Tony Fernandes, a Malaysian tycoon AirAsia Introduces Parcel Delivery Service to Capitalize on the E-Commerce Boom
AirAsia Group, run by Malaysian businessman Tony Fernandes, has established a parcel delivery service in an attempt to capitalize on Southeast Asia’s e-commerce growth.
The new service, dubbed AirAsia Xpress, is the airline’s newest venture as it looks to grow its digital business and shore up income that has been hit hard by the Covid-19 outbreak, AirAsia said in a statement on Tuesday. The service will begin in Kuala Lumpur and other densely populated areas of the Klang Valley, before expanding to other parts of Malaysia and Southeast Asia.
Powered by Teleport, the group’s logistics business, AirAsia Xpress offers its superapp users two delivery options: instant delivery in less than an hour or same-day delivery within six hours.

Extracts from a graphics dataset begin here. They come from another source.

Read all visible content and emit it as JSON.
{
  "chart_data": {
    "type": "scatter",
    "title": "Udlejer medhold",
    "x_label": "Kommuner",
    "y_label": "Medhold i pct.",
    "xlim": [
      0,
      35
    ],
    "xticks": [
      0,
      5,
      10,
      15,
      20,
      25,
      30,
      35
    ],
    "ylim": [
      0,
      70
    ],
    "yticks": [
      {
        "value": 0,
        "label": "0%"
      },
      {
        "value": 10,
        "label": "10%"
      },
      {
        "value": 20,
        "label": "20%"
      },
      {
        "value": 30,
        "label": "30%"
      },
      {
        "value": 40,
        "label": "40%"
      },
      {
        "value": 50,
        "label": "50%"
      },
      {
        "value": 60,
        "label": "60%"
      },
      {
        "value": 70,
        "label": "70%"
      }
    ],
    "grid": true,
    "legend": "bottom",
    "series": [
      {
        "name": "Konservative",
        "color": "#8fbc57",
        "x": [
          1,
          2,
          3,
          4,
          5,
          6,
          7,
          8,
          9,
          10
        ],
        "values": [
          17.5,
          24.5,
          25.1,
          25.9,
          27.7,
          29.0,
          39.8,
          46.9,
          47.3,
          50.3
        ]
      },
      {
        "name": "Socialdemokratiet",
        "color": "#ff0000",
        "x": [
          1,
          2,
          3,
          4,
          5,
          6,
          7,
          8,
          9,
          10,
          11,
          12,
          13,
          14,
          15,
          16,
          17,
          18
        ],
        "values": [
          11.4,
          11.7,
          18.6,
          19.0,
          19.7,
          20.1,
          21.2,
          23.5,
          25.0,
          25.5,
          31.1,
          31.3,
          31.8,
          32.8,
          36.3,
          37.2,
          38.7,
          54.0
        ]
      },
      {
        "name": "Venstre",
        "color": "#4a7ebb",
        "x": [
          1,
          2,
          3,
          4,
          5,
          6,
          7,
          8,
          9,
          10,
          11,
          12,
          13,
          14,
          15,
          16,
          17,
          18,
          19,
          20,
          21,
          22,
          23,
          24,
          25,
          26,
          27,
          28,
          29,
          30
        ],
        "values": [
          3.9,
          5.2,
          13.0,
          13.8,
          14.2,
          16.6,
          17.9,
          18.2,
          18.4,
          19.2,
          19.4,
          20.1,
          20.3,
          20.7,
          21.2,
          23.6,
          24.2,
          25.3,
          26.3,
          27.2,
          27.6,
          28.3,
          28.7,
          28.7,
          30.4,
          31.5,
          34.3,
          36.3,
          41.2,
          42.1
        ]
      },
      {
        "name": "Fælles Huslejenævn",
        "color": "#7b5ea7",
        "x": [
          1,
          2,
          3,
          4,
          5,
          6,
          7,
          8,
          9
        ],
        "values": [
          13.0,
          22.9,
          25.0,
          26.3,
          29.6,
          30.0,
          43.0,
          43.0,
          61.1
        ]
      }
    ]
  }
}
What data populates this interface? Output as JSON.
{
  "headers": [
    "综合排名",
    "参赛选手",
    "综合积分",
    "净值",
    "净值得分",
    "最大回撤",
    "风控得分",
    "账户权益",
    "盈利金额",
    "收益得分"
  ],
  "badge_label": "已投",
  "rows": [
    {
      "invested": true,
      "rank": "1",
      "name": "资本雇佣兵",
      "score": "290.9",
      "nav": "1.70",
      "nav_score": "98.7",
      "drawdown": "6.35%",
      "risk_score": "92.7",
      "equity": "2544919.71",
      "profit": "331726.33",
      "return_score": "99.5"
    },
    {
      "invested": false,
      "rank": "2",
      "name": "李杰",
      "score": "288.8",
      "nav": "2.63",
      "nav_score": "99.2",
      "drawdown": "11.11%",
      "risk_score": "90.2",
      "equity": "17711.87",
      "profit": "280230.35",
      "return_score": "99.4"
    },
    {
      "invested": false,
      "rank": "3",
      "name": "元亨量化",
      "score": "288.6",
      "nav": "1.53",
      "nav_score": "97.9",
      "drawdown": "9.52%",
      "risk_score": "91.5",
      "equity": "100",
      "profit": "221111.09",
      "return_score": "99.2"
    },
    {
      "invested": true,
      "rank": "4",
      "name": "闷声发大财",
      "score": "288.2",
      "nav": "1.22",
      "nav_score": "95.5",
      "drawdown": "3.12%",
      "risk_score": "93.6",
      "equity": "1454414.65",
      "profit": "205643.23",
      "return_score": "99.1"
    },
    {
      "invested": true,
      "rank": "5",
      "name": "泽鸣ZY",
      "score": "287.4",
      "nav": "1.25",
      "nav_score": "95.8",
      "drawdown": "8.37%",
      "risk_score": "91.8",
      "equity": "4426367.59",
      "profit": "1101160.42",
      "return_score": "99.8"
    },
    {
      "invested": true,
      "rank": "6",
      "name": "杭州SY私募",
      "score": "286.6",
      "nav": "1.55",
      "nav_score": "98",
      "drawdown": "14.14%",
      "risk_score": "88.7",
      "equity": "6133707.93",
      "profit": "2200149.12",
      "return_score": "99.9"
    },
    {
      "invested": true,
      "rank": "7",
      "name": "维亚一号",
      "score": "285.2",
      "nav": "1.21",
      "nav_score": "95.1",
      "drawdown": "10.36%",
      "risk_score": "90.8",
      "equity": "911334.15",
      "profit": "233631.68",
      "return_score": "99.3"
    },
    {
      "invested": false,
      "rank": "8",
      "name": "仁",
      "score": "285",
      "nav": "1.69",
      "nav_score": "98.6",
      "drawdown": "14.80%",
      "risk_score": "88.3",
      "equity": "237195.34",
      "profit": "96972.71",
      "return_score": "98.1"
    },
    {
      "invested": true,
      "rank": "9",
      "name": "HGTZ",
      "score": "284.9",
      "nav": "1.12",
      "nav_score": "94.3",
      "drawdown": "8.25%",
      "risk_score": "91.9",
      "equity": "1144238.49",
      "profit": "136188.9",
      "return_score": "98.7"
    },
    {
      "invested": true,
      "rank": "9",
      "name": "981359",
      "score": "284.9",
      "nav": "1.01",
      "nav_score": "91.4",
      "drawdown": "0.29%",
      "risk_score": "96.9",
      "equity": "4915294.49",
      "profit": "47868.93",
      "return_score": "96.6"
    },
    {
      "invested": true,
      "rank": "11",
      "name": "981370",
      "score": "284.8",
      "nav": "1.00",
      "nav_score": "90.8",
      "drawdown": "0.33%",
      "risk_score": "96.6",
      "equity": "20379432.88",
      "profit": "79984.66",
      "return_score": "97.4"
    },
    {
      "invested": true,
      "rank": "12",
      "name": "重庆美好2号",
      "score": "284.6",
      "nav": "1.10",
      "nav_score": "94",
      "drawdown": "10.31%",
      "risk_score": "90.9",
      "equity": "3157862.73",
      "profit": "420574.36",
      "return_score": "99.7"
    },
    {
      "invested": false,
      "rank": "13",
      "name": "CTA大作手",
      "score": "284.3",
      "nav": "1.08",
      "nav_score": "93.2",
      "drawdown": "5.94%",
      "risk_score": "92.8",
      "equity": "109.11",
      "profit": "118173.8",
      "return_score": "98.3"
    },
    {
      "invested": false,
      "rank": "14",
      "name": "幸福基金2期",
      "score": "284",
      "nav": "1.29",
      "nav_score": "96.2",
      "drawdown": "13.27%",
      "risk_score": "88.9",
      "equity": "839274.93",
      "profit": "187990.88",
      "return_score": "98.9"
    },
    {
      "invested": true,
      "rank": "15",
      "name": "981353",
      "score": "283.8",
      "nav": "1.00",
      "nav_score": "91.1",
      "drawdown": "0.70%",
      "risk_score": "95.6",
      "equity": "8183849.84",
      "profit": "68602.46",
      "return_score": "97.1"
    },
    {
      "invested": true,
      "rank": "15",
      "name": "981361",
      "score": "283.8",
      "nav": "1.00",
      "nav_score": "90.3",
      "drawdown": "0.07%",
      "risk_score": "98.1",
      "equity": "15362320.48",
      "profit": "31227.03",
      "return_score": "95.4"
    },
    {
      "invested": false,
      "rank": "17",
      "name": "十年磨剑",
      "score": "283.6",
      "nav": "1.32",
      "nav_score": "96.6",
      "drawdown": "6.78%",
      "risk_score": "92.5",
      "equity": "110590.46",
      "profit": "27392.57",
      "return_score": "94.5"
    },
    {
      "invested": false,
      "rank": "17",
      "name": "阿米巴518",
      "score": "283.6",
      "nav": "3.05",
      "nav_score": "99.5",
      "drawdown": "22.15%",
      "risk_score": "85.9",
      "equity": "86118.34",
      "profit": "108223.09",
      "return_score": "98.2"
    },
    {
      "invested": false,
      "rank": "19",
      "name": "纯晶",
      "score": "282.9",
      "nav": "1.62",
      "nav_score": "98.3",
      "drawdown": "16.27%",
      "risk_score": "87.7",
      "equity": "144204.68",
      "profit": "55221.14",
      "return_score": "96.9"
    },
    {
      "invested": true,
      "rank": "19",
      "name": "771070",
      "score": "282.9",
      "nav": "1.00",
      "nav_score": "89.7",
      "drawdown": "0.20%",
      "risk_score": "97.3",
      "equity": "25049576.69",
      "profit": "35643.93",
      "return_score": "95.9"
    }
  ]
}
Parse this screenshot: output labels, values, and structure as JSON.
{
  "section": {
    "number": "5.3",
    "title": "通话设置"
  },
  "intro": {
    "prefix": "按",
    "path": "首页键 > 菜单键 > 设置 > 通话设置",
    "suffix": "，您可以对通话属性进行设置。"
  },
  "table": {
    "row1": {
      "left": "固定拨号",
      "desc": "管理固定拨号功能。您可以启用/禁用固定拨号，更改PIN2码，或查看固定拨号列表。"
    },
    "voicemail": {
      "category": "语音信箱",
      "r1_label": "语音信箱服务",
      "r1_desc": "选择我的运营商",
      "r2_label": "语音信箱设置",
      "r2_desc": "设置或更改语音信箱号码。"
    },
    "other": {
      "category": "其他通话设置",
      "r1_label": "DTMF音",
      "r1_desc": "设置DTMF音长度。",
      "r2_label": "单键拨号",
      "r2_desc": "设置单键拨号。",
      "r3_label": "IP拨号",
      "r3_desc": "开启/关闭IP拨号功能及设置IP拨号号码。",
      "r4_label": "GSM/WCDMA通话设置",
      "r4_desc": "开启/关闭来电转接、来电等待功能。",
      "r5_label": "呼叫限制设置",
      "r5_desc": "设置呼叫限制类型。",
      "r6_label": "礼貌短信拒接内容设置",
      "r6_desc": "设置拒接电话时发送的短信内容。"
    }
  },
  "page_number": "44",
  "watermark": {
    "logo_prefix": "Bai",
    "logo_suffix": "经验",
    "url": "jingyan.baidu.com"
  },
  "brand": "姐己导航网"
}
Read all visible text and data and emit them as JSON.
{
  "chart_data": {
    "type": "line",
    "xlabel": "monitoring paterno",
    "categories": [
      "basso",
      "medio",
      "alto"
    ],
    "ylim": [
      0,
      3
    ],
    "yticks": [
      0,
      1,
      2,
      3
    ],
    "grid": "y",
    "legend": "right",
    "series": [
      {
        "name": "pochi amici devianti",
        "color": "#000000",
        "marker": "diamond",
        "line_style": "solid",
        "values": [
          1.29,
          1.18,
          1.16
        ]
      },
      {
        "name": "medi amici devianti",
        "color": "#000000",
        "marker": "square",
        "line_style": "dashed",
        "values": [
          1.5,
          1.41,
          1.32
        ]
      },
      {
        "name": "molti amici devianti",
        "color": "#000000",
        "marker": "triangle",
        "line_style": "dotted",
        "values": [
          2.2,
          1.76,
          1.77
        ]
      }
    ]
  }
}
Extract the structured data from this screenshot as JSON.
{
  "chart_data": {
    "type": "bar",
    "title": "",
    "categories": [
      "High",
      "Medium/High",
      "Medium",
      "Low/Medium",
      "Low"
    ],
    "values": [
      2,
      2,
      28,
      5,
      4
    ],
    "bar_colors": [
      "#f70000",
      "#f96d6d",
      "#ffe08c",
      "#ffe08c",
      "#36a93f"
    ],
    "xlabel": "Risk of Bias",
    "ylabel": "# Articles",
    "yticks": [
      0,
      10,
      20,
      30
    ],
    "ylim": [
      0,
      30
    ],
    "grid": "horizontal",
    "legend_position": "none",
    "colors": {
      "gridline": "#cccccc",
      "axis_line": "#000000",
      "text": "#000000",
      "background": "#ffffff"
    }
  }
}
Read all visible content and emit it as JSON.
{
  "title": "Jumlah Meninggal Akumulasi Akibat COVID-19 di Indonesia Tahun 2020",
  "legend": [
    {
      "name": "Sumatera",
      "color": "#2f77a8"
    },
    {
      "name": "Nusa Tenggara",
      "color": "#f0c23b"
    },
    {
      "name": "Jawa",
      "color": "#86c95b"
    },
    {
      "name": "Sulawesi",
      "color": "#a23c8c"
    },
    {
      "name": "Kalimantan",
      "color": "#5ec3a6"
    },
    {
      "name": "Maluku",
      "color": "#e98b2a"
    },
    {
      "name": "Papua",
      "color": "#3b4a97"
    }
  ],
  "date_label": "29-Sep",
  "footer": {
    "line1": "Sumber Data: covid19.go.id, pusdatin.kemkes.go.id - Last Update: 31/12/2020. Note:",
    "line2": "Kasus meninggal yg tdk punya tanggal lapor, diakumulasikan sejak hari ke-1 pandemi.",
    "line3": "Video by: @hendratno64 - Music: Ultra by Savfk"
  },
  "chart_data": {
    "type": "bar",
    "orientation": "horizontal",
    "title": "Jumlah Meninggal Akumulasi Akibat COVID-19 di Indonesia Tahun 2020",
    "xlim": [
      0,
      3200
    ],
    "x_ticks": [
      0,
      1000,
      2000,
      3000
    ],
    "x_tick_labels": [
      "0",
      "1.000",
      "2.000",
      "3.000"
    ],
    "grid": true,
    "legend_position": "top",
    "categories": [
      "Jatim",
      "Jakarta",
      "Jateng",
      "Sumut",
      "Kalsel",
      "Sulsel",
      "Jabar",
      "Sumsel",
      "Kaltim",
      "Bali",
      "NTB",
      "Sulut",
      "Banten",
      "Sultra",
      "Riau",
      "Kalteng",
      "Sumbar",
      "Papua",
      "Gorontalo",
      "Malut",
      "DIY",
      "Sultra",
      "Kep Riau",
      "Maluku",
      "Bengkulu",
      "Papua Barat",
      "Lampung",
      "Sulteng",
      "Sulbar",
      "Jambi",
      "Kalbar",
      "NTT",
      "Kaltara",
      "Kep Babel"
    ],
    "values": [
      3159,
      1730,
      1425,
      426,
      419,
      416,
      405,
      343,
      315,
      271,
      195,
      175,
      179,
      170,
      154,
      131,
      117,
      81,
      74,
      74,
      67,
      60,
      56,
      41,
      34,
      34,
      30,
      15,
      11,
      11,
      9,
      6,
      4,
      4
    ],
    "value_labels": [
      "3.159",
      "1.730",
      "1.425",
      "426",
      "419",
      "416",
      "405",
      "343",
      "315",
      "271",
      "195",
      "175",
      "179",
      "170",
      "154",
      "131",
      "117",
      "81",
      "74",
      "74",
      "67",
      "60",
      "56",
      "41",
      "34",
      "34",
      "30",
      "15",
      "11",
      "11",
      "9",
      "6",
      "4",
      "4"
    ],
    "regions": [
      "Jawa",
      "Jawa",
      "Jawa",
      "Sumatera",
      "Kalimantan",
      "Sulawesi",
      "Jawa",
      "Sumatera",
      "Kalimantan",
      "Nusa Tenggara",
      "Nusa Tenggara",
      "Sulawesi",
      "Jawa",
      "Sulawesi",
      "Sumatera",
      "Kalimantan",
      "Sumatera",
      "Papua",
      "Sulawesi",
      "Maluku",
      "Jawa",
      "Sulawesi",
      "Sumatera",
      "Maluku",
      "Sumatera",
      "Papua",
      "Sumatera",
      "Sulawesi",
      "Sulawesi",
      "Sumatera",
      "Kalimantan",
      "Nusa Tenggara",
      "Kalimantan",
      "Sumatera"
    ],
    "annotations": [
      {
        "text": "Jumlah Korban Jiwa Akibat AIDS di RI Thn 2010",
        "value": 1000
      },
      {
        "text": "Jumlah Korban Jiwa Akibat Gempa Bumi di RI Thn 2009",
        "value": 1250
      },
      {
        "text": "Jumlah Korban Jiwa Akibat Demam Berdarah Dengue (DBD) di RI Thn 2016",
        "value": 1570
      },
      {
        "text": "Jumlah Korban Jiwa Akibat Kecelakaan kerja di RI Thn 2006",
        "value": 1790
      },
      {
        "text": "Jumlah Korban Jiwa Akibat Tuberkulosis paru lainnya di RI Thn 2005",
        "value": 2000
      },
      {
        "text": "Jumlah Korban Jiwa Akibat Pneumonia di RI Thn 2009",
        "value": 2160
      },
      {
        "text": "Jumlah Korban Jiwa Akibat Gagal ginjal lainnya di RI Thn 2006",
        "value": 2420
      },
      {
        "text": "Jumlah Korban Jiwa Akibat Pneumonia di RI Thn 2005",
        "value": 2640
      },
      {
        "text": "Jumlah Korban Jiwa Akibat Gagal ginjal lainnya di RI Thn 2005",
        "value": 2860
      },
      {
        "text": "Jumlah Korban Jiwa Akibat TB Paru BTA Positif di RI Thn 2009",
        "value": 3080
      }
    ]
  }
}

The new business complements the airline’s food delivery and ride-hailing services, which are both part of the airline’s efforts to construct a superapp to compete with Southeast Asia’s digital titans such as Indonesia’s GoTo and Singapore’s Grab and Sea Group.
“As we continue to recover from the epidemic, we anticipate that people will continue to rely heavily on efficient and economical delivery services—one of AirAsia’s fundamental competencies,” said Lim Ben-Jie, head of e-commerce delivery at AirAsia’s superapp. “By combining our ease of use and network reach across ASEAN and beyond, AirAsia Xpress will provide fast and convenient delivery for individuals and tiny companies.”
Southeast Asia is one of the world’s fastest expanding regions, with gross merchandise value from the digital economy increasing by 49 percent to $174 billion this year, according to a new research released this month by Google, Temasek, and Bain & Company. The study projects that as customers across the area adopt e-commerce and other digital platforms, the GMV will expand to $363 billion by 2025 and surpass $1 trillion by 2030.
This rapid development bodes well for AirAsia, which aims to increase the share of its digital companies to 50% of total revenue by 2025. As a result of the Covid-19 travel restrictions, the group has been diversifying into digital enterprises.
AirAsia reported its third-quarter sales fell 37% year on year to 296 million ringgit ($70 million) earlier this week. Raymond Choo, an analyst at Kenanga Research in Kuala Lumpur, trimmed his full-year earnings projection for AirAsia by 17% to a net loss of 2.41 billion ringgit in a research note.
“We have used the downtime in flying to diversify our revenue streams and completely transform ourselves into an investment holding company with a portfolio of synergistic travel and lifestyle businesses,” Fernandes, CEO of AirAsia Group, said in a statement announcing the group’s third-quarter results. AirAsia’s superapp, as well as Teleport and the group’s fintech subsidiary BigPay, are gaining traction and establishing a strong presence in important regions, he added.
Fernandes and his business partner, Kamarudin Meranun, acquired AirAsia in 2001 with the goal of creating an economical airline. Fernandes, who was not included in this year’s list of Malaysia’s 50 wealthiest people, is also involved in hotels, insurance, and education.